The twilight of the journal articles

Scientific journal articles serve two purposes: as a permanent record of an experimental result (which in theory is repeatable), and as a token of achievement to be exchanged at some point for more money and a nicer office. Publishing makes or breaks your career. Since the stakes are very high, people feel a need to make their papers as impressive as possible. This leads to obfuscated prose.

In fairness, journal articles are sometimes opaque because of the need for precision. But most of the jargon is unnecessary, particularly in the introductions and conclusions. Just as a person may build a house they don’t want to live in because they’re worried about the resale value to someone else, a scientist may write a paper not because they think it’s clear and persuasive, but because it uses the coded language that they imagine their all-powerful overlords want to read.

It’s just like a tenth-grade chemistry lab report really.
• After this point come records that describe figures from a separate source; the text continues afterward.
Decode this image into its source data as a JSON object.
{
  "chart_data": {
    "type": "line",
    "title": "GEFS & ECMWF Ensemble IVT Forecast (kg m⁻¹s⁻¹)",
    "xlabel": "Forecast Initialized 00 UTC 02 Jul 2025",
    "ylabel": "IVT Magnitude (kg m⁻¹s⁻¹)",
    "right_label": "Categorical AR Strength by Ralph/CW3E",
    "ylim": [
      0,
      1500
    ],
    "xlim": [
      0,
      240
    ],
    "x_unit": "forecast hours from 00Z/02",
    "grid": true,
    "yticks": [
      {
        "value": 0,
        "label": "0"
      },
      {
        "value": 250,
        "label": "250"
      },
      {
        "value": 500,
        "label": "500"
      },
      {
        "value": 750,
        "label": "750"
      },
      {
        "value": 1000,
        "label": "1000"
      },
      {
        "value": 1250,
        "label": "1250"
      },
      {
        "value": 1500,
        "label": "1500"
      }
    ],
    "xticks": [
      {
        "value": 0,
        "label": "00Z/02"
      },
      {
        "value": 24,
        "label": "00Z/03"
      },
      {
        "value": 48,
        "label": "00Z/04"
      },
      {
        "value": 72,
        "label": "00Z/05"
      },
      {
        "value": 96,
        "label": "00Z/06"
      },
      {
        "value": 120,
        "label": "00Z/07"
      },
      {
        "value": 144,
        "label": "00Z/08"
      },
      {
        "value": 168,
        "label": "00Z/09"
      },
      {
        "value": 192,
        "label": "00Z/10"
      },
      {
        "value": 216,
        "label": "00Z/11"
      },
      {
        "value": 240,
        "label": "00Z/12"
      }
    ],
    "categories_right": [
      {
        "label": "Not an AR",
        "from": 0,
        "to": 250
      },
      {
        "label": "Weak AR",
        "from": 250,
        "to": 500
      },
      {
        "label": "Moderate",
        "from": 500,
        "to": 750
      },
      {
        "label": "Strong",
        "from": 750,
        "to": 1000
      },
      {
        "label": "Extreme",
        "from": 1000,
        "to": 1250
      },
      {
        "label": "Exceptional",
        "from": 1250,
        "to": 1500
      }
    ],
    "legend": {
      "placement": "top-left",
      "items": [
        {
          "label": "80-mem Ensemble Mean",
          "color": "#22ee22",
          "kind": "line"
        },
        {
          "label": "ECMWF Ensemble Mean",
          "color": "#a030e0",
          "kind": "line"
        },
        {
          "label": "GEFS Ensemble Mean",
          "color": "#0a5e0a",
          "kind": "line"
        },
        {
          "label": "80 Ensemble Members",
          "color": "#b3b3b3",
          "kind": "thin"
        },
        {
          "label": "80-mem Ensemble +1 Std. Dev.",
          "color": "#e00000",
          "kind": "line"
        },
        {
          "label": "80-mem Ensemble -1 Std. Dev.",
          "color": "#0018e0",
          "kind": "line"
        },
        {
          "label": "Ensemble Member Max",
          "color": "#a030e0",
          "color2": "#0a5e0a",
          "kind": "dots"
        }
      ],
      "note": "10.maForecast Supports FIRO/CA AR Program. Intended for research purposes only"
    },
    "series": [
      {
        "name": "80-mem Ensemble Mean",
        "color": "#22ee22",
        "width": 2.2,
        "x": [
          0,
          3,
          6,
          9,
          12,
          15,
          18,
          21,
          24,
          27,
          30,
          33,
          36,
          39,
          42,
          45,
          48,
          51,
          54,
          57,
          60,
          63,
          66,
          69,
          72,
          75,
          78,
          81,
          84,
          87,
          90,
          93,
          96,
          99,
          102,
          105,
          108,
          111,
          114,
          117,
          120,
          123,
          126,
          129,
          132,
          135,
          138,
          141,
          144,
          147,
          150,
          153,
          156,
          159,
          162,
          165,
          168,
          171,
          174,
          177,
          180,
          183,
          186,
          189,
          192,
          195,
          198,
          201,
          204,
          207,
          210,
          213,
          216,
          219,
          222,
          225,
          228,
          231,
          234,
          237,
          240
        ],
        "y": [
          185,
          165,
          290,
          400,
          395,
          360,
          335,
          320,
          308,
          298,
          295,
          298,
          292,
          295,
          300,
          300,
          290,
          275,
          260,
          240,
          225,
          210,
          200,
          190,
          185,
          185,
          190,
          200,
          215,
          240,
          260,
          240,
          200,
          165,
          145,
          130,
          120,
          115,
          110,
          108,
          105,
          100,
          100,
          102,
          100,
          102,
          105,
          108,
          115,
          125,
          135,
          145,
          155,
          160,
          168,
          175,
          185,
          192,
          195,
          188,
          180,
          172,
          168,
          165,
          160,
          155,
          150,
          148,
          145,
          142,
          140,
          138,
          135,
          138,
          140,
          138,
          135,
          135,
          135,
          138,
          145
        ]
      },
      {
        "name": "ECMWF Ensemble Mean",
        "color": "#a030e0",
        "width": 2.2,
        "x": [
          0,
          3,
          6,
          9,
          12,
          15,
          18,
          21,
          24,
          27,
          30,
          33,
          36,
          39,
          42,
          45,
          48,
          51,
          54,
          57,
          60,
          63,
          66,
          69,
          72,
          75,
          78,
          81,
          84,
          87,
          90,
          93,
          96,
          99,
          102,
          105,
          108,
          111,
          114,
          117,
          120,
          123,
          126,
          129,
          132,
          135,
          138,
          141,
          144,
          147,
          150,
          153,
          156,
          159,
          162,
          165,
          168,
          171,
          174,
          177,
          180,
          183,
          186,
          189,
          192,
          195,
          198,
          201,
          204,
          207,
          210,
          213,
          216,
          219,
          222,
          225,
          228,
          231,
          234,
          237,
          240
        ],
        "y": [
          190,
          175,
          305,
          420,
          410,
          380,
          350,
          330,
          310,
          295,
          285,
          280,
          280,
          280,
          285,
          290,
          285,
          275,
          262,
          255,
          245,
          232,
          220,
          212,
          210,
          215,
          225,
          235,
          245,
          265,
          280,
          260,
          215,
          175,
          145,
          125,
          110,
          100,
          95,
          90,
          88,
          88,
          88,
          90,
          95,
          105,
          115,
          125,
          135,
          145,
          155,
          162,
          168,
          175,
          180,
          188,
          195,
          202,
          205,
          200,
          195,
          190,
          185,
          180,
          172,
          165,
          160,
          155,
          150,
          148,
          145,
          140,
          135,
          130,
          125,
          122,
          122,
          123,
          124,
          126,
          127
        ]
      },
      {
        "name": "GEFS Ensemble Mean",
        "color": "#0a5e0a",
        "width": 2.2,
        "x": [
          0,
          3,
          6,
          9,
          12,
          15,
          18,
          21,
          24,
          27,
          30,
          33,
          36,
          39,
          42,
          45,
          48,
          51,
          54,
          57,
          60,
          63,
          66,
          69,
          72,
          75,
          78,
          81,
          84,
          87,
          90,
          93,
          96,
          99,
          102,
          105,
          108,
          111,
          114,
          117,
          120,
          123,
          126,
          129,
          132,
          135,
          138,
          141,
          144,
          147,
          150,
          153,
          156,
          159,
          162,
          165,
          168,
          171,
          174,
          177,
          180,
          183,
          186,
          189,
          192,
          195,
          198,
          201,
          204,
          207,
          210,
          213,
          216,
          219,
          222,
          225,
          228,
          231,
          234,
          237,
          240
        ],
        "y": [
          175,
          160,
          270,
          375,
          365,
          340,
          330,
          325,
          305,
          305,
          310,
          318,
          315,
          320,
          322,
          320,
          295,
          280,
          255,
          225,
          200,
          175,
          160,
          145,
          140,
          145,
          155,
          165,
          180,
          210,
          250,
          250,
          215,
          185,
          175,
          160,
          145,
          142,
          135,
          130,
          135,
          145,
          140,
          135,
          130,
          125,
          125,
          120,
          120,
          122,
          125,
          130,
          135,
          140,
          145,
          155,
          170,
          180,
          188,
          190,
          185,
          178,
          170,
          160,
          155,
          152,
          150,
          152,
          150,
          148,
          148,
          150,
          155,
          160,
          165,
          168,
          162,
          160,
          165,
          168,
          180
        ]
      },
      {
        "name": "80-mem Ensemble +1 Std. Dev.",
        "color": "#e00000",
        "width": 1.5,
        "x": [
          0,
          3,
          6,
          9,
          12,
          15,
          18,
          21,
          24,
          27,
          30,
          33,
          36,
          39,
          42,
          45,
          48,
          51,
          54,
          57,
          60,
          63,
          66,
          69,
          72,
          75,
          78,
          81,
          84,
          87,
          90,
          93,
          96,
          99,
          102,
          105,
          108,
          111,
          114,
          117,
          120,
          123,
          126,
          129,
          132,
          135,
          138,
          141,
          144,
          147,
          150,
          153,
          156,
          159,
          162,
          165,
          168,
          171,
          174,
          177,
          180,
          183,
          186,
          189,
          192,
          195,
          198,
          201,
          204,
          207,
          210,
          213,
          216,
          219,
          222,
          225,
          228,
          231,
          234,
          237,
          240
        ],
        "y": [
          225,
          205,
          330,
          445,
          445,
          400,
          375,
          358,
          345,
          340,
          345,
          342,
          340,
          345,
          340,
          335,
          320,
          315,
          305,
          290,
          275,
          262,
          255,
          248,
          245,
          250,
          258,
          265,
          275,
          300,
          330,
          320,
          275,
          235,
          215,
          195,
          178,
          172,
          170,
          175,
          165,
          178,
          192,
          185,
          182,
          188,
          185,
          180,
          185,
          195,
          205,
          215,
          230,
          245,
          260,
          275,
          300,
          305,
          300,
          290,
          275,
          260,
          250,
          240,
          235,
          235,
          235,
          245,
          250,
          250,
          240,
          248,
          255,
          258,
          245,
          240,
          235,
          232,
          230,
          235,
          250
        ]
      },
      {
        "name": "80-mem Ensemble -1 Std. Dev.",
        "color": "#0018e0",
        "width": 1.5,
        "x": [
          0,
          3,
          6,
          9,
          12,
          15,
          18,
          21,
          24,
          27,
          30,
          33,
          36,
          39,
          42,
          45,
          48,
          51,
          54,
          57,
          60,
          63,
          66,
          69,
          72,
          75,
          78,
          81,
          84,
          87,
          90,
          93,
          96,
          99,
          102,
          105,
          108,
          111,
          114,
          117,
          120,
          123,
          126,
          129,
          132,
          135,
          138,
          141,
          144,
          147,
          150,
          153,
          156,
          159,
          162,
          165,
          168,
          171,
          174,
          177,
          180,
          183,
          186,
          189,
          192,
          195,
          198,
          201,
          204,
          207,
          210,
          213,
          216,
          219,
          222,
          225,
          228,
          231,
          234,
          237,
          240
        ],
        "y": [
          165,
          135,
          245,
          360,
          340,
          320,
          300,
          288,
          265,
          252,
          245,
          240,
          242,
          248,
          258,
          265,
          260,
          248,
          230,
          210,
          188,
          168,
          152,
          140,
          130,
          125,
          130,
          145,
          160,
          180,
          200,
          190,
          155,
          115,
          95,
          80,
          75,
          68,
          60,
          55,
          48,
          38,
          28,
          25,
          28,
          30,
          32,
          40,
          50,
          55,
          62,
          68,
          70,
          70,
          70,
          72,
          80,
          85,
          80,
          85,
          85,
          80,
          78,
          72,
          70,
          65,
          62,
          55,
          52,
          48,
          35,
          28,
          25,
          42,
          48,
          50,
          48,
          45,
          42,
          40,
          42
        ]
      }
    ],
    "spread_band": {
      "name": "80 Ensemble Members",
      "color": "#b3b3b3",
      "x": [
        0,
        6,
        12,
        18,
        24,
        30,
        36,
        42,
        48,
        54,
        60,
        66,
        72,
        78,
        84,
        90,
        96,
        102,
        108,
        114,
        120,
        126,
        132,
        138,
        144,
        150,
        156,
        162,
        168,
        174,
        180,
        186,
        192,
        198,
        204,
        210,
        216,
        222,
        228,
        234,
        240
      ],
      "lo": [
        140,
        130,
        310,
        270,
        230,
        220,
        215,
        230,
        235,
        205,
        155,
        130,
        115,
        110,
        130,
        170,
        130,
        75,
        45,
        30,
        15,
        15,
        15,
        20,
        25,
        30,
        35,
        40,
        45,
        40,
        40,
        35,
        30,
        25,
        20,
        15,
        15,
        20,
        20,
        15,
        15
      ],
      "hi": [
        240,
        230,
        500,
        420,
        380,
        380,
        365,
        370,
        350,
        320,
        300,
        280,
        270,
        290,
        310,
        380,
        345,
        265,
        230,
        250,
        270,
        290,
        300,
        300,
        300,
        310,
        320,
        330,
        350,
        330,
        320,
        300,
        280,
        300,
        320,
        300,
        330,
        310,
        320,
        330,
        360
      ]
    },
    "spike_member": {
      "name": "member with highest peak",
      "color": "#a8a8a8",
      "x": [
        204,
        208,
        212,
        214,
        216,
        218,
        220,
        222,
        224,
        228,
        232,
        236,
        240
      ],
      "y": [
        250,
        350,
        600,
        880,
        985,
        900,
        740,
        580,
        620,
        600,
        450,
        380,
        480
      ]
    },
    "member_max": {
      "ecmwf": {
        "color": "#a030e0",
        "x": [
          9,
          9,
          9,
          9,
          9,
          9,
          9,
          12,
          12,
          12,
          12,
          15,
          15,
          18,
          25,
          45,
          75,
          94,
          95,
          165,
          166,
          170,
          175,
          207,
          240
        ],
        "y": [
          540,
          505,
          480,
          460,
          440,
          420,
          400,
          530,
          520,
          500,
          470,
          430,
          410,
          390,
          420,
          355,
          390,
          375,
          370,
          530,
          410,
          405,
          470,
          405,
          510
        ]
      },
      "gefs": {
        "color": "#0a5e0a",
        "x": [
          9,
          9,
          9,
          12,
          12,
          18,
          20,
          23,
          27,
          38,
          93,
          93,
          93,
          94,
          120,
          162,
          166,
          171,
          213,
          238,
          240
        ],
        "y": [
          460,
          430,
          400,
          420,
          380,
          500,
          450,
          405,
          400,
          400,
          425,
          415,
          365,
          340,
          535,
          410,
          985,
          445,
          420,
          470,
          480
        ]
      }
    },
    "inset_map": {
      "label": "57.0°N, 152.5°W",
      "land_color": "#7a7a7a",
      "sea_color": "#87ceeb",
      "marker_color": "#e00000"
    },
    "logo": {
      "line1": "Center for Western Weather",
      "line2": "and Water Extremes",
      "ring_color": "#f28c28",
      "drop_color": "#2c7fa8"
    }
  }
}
The apparatus was old and dirty. The scale wasn’t calibrated properly, and the results you got look like crap. What to do? Dress it up in some fancy-pants language and hope for mercy. I may not be pious, but at least I can genuflect!

I hate lab-report writing. It’s a great pity that high school students are rewarded for the tortured passive voice constructions that pass for sentences, because by the time they get to college, they think that’s what smart is. Far better if more lab reports read like this masterpiece, one of my all time favorite pieces of scientific writing: Electron Band Structure In Germanium, My Ass.

Abstract: The exponential dependence of resistivity on temperature in germanium is found to be a great big lie. My careful theoretical modeling and painstaking experimentation reveal 1) that my equipment is crap, as are all the available texts on the subject and 2) that this whole exercise was a complete waste of my time.

All of this leads me to the topic of science blogs. I love science blogs because they are conversational vehicles in which working scientists try to sort out what’s really relevant and important. They’re like the conversations you have at a science conference between sessions, but I don’t get to go to many of those. So I read science blogs, and what fun!

I got started thinking about this because I was reading Neil Saunders’ blog and came across this item: Did someone just admit that journal articles don’t communicate science effectively? In it, he reflects that perhaps “the traditional journal article is increasingly ineffective as a communication tool.”


Coincidentally, I also stumbled across this entertaining presentation on How to write a great research paper (PDF) by Simon Peyton Jones at Microsoft Research. Straightforward and compelling, it’s definitely worth a read.

3 thoughts on “The twilight of the journal articles”

  1. I was doing some surfing on your MATLAB work mentioned in the book “Crowdsourcing” and happened across your blog. Good stuff. I am actually writing my next blog post about your MATLAB contests and the concept of brilliant tweaks to improve a product.

  2. In support of those excellent slides about how to write a good research paper, you might be interested in Medawar’s 1964 paper, “Is the scientific paper a fraud?” I welcomed this challenge to the accepted academic edifice, having waded through hundreds of papers myself.

    I got some great perspective from Prof. David Jensen’s “Research Methods for Empirical Computer Science” course at UMass Amherst. It was the only course I’d ever taken in grad school that asked the meta-questions and challenged a lot of the crippling assumption that young grad students have. The reading list at that link has got some other interesting gems in it as well. It’s important to know that the purpose of the readings isn’t to teach you something about the papers’ topics, but rather to get you thinking about the style and quality of the papers themselves. The course taught critical thinking skills, infinitely more useful.